Why children's theatre matters

If you are reading this blog, it probably means that you are interested in theatre. So why are some areas of theatre valued over others, particularly theatre for young audiences?
16 Sep, 2015

This is an edited version of a speech I made at the Unicorn theatre in London last week, on being presented with an award for outstanding contribution to children's arts by Action for Children's Arts

It often feels as if every review or article about children's theatre represents a tiny triumph. It is a tiny triumph, over the kind of outmoded and ignorant thinking that dismisses work for children and ignores it on the grounds that children's theatre is not worth reviewing, that somehow something intended for children cannot possibly be of the same worth as a Tom Stoppard play or King Lear. What rot.
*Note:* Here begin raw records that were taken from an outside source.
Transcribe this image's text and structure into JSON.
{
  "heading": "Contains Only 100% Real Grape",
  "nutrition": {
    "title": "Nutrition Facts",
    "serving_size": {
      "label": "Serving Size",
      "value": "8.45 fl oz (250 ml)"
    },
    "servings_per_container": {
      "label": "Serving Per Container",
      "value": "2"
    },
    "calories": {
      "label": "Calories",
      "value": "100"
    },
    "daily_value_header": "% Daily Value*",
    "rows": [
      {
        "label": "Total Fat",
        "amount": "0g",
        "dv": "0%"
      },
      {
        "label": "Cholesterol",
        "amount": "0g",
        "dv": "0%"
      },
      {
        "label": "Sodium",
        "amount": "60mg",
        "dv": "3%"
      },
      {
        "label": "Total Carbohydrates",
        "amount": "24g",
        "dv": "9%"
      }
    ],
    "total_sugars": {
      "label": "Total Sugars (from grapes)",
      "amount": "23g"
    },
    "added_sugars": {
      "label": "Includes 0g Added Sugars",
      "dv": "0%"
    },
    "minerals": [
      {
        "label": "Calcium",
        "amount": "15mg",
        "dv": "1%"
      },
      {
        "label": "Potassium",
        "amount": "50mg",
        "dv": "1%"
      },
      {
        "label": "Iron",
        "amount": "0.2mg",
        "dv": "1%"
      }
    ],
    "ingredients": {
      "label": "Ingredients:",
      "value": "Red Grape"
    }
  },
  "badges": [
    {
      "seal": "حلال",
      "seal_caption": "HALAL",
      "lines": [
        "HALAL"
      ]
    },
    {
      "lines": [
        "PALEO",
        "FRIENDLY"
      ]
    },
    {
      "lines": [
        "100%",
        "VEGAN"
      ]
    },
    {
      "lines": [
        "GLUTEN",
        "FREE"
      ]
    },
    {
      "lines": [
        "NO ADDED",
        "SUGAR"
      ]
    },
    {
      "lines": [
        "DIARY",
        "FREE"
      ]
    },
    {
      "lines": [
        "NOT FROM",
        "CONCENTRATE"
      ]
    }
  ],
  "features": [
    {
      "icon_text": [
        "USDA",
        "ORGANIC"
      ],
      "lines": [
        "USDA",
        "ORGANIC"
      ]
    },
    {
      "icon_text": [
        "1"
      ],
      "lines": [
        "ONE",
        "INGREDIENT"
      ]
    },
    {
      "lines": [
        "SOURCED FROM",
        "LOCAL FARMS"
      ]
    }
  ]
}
As someone who has dipped my toe into writing novels for children, I'm still astonished by how many well-meaning but misguided people ask: "So when are you going to write a proper grownup novel?", as if writing for children – surely the most challenging of all audiences – counts for nothing. Just as children's literature of the last 15 years has flourished, so theatre for young people has often not just matched theatre for adult audiences but often surpassed it.

Children's novels get a meagre amount of review space, but when it comes to writing about children's theatre, every column inch must still be fought for and over. This lack of coverage matters because it is always the case that what is reviewed in our culture quickly becomes what is valued in our culture. An absence of reviews about theatre that is made for and with children, and a reluctance by arts desks and editors to take children's theatre seriously not only suggests that we do not value that particular area of theatre, but that we do not value children and their experience of the world.

It shouldn't be that way. When the wellbeing of children in the UK is measured against that of other countries we come very low in the league of industrialised nations. Could there be a connection between that and our inability to value and nurture the creativity and imaginations of our children? We worry endlessly about exam results and yet squeeze the arts from the curriculum, so that opportunities to learn an instrument or go to the theatre are not an entitlement for every child, but activities that are only within the reach of the privileged few. As one of the characters in Lee Hall's The Pitman Painters says: "art is the place where you understand your whole life from." If one single child is excluded from art, we are all the poorer for it.

Last week I sat in the Unicorn theatre watching Ellen McDougall's superb production of Henry the Fifth, a play which responds to Shakespeare's play of the same name. Like Shakespeare's play in which the chorus asks the audience to "piece out our imperfections with your thought" so Ignace Cornelissen's play is a call to arms for the imagination, getting a young audience to imagine a different world, a different story for themselves, an alternative narrative and to empathise with another point of view. It is a play about emotional intelligence, not IQ or what level you got in Key stage 2.

At a time when the pressures on young people are perhaps greater than they have been at any time since the second world war, and the challenges faced by massive cultural and technological shifts, climate change, and economic collapse are immense, what we need is a rising generation who can use their heads to solve those problems but also their imaginations. Some time ago I heard a government spokesman on the radio talking about raising standards in schools, and making changes to the curriculum and the arts and humanities in higher education so we generated the skills necessary for a successful 21st century society.

Did that mean, asked the interviewer, that there needed to be more emphasis on skills such as maths and engineering? Yes was the reply. Of course we do need those skills, nobody would argue against their importance. But while we need people with the skills to build – let's say a bridge – we also need the people capable of imagining that bridge in the first place, or thinking how we could create a very different kind of bridge. Or perhaps asking whether we need a bridge at all.

Theatre, particularly theatre for children, fires the imagination, it gives our children the skills and the creativity necessary to face the world, to understand it and perhaps to change it too. We should value children's theatre and take it seriously and that means treating it with the respect that we would any work of art including reviewing and critiquing it.